Treasury Secretary Scott Bessent explained , “The market and the economy have become hooked, become addicted, to excessive government spending, and there’s going to be a detox period.”

Once again, few presidents would be willing to expend their political capital on such a bold undertaking.

Finally, Trump is working to decouple the economy from China. The pandemic made it unmistakably clear that America has become deeply dependent on China, not only for finished pharmaceutical products but also for the active ingredients essential to producing critical medications. Beyond pharmaceuticals, the U.S. relies heavily on China for consumer electronics, semiconductors, rare earth elements, steel and aluminum, industrial machinery, and much more.

Decoupling from China should have been a top priority for Biden. Whether he was compromised by his family’s foreign influence peddling business, lacked the mental acuity to tackle such a complex challenge, or didn’t have the political will, he failed to act.

While trillions of dollars have been wiped off corporate valuations and retirement accounts, the recent calm in financial markets suggests that investors are beginning to grasp the broader picture.

On Wednesday morning, the Bureau of Economic Analysis reported that the economy had contracted by 0.3% in the first quarter, sending stock index futures tumbling and pushing the Dow Jones Industrial Average down nearly 800 points in early trading.

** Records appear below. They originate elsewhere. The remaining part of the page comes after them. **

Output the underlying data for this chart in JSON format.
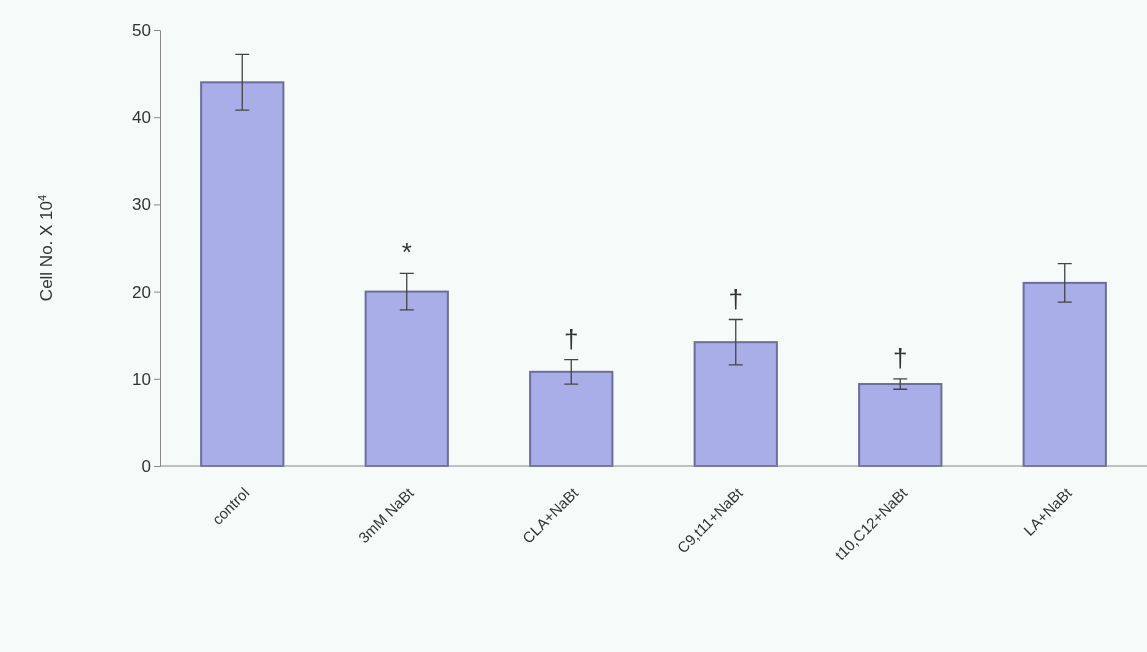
{
  "chart_data": {
    "type": "bar",
    "ylabel": "Cell No. X 10$^{4}$",
    "categories": [
      "control",
      "3mM NaBt",
      "CLA+NaBt",
      "C9,t11+NaBt",
      "t10,C12+NaBt",
      "LA+NaBt"
    ],
    "values": [
      44,
      20,
      10.8,
      14.2,
      9.4,
      21
    ],
    "errors": [
      3.2,
      2.1,
      1.4,
      2.6,
      0.6,
      2.2
    ],
    "color": "#a9ade8",
    "ylim": [
      0,
      50
    ],
    "yticks": [
      0,
      10,
      20,
      30,
      40,
      50
    ],
    "annotations": [
      {
        "text": "*",
        "x": "3mM NaBt",
        "y": 22.1
      },
      {
        "text": "†",
        "x": "CLA+NaBt",
        "y": 12.2
      },
      {
        "text": "†",
        "x": "C9,t11+NaBt",
        "y": 16.8
      },
      {
        "text": "†",
        "x": "t10,C12+NaBt",
        "y": 10
      }
    ]
  }
}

However, it soon became clear that the contraction was largely driven by a surge in imports, as businesses rushed to stockpile inventory ahead of the impending tariffs. Since imports subtract from gross domestic product, this context reassured investors, and the market reversed its losses and ended the day with a gain.

Moreover, Trump’s initiatives are starting to bear some fruit. So far, foreign and domestic corporate CEOs have pledged nearly $5 trillion of new investments in the U.S.

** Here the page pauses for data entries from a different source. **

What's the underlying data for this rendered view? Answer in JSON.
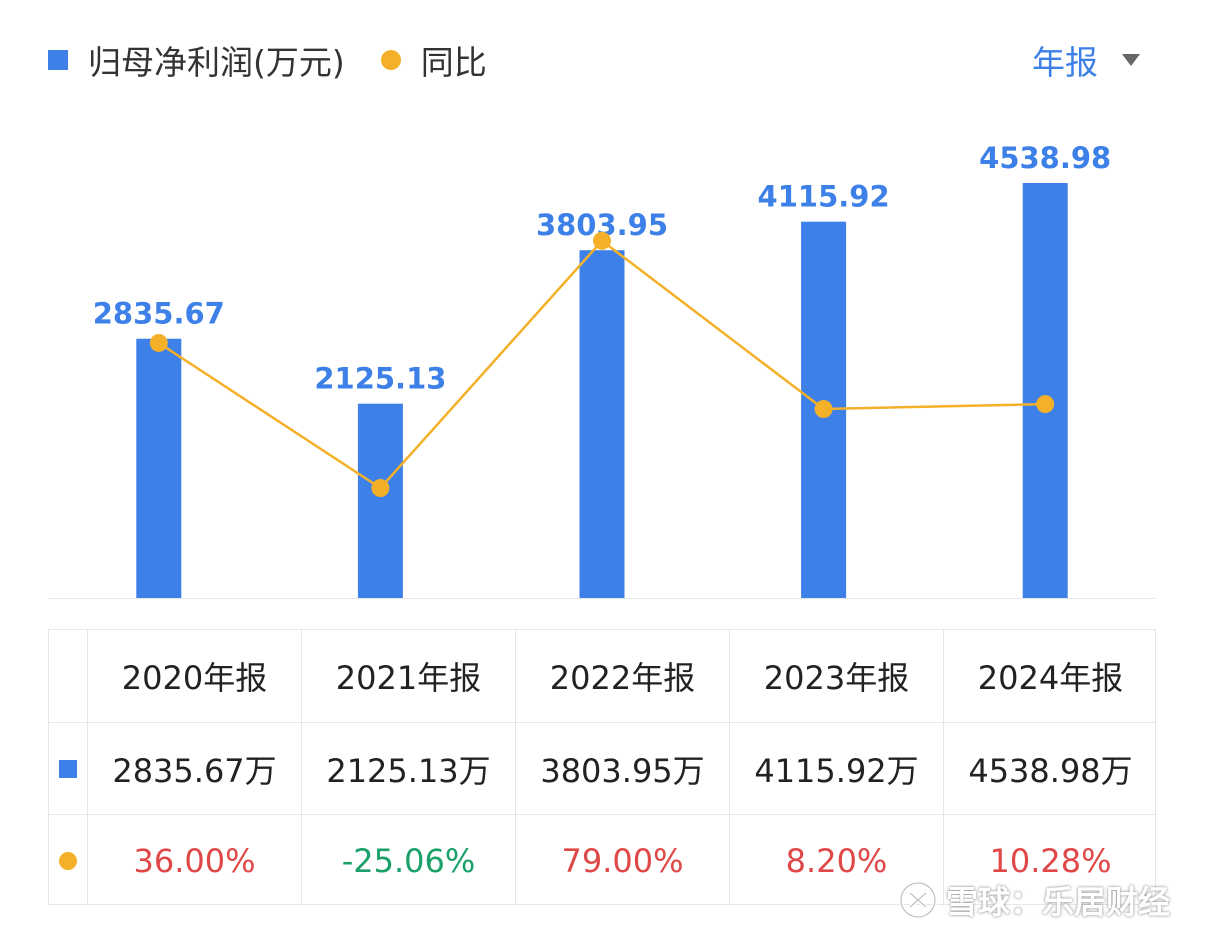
{
  "legend": {
    "bar_label": "归母净利润(万元)",
    "line_label": "同比"
  },
  "period_selector": {
    "label": "年报"
  },
  "chart_data": {
    "type": "bar",
    "categories": [
      "2020年报",
      "2021年报",
      "2022年报",
      "2023年报",
      "2024年报"
    ],
    "series": [
      {
        "name": "归母净利润(万元)",
        "type": "bar",
        "values": [
          2835.67,
          2125.13,
          3803.95,
          4115.92,
          4538.98
        ],
        "color": "#3d80e8"
      },
      {
        "name": "同比",
        "type": "line",
        "values": [
          36.0,
          -25.06,
          79.0,
          8.2,
          10.28
        ],
        "unit": "%",
        "color": "#f5b029"
      }
    ],
    "bar_value_labels": [
      "2835.67",
      "2125.13",
      "3803.95",
      "4115.92",
      "4538.98"
    ]
  },
  "table": {
    "headers": [
      "2020年报",
      "2021年报",
      "2022年报",
      "2023年报",
      "2024年报"
    ],
    "profit_row": [
      "2835.67万",
      "2125.13万",
      "3803.95万",
      "4115.92万",
      "4538.98万"
    ],
    "yoy_row": [
      "36.00%",
      "-25.06%",
      "79.00%",
      "8.20%",
      "10.28%"
    ]
  },
  "watermark": {
    "text": "雪球：乐居财经"
  },
  "colors": {
    "bar": "#3d80e8",
    "line": "#f5b029",
    "positive": "#e04848",
    "negative": "#1aa068"
  }
}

Additionally, administration officials have publicly said they are weeks, not months, away from signing the first tariff deals with our foreign trading partners. India will likely be the first country to sign. Japan and South Korea could quickly follow.

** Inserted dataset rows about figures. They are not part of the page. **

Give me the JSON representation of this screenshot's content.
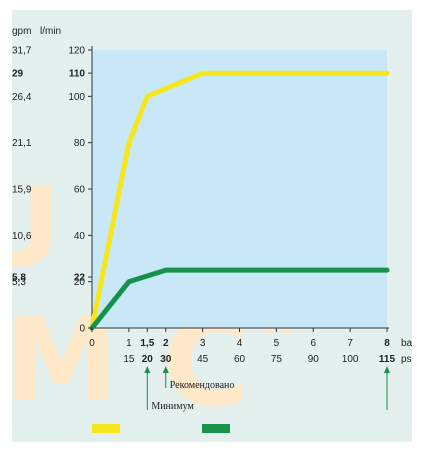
{
  "chart_data": {
    "type": "line",
    "units": {
      "flow_gpm": "gpm",
      "flow_lmin": "l/min",
      "pressure_bar": "bar",
      "pressure_psi": "psi"
    },
    "x_bar_ticks": [
      "0",
      "1",
      "1,5",
      "2",
      "3",
      "4",
      "5",
      "6",
      "7",
      "8"
    ],
    "x_bar_ticks_bold": [
      "1,5",
      "2",
      "8"
    ],
    "x_psi_ticks": [
      {
        "bar": 1,
        "label": "15"
      },
      {
        "bar": 1.5,
        "label": "20"
      },
      {
        "bar": 2,
        "label": "30"
      },
      {
        "bar": 3,
        "label": "45"
      },
      {
        "bar": 4,
        "label": "60"
      },
      {
        "bar": 5,
        "label": "75"
      },
      {
        "bar": 6,
        "label": "90"
      },
      {
        "bar": 7,
        "label": "100"
      },
      {
        "bar": 8,
        "label": "115"
      }
    ],
    "x_psi_bold": [
      "20",
      "30",
      "115"
    ],
    "y_lmin_ticks": [
      {
        "value": 0,
        "label": "0"
      },
      {
        "value": 20,
        "label": "20"
      },
      {
        "value": 22,
        "label": "22",
        "bold": true
      },
      {
        "value": 40,
        "label": "40"
      },
      {
        "value": 60,
        "label": "60"
      },
      {
        "value": 80,
        "label": "80"
      },
      {
        "value": 100,
        "label": "100"
      },
      {
        "value": 110,
        "label": "110",
        "bold": true
      },
      {
        "value": 120,
        "label": "120"
      }
    ],
    "y_gpm_ticks": [
      {
        "value": 20,
        "label": "5,3"
      },
      {
        "value": 22,
        "label": "5,8",
        "bold": true
      },
      {
        "value": 40,
        "label": "10,6"
      },
      {
        "value": 60,
        "label": "15,9"
      },
      {
        "value": 80,
        "label": "21,1"
      },
      {
        "value": 100,
        "label": "26,4"
      },
      {
        "value": 110,
        "label": "29",
        "bold": true
      },
      {
        "value": 120,
        "label": "31,7"
      }
    ],
    "xlim": [
      0,
      8
    ],
    "ylim": [
      0,
      120
    ],
    "series": [
      {
        "color": "#f5e61d",
        "x": [
          0,
          1,
          1.5,
          3,
          8
        ],
        "y": [
          0,
          80,
          100,
          110,
          110
        ]
      },
      {
        "color": "#17914c",
        "x": [
          0,
          1,
          2,
          3,
          8
        ],
        "y": [
          0,
          20,
          25,
          25,
          25
        ]
      }
    ],
    "annotations": [
      {
        "text": "Рекомендовано",
        "x_bar": 2
      },
      {
        "text": "Минимум",
        "x_bar": 1.5
      }
    ],
    "end_arrow_bar": 8,
    "legend_swatches": [
      "#f5e61d",
      "#17914c"
    ],
    "grid": false,
    "plot_background": "#c9e8f7",
    "panel_background": "#e3f0ee"
  }
}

To cap it off, deregulation, the extension of the 2017 tax cuts, more energy production , and cuts in government spending are coming. Trump hopes to sign his big beautiful bill by July 4, if not sooner.

Finally, on Friday morning, the Bureau of Labor Statistics reported that 177,000 jobs were added to the economy in April, handily beating expectations of 130,000.

Financial analyst Charlie Gasparino pointed out that another familiar change agent, former President Ronald Reagan, faced a tumultuous stock market early on. The markets were reacting to uncertainty as he worked to implement his agenda.

Despite that shaky start, the Dow had a net gain of more than 150% during Reagan’s presidency.

The bottom line is that some short-term economic instability is unavoidable. Let’s give Trump some leeway — he’s venturing into territory few presidents have dared to confront.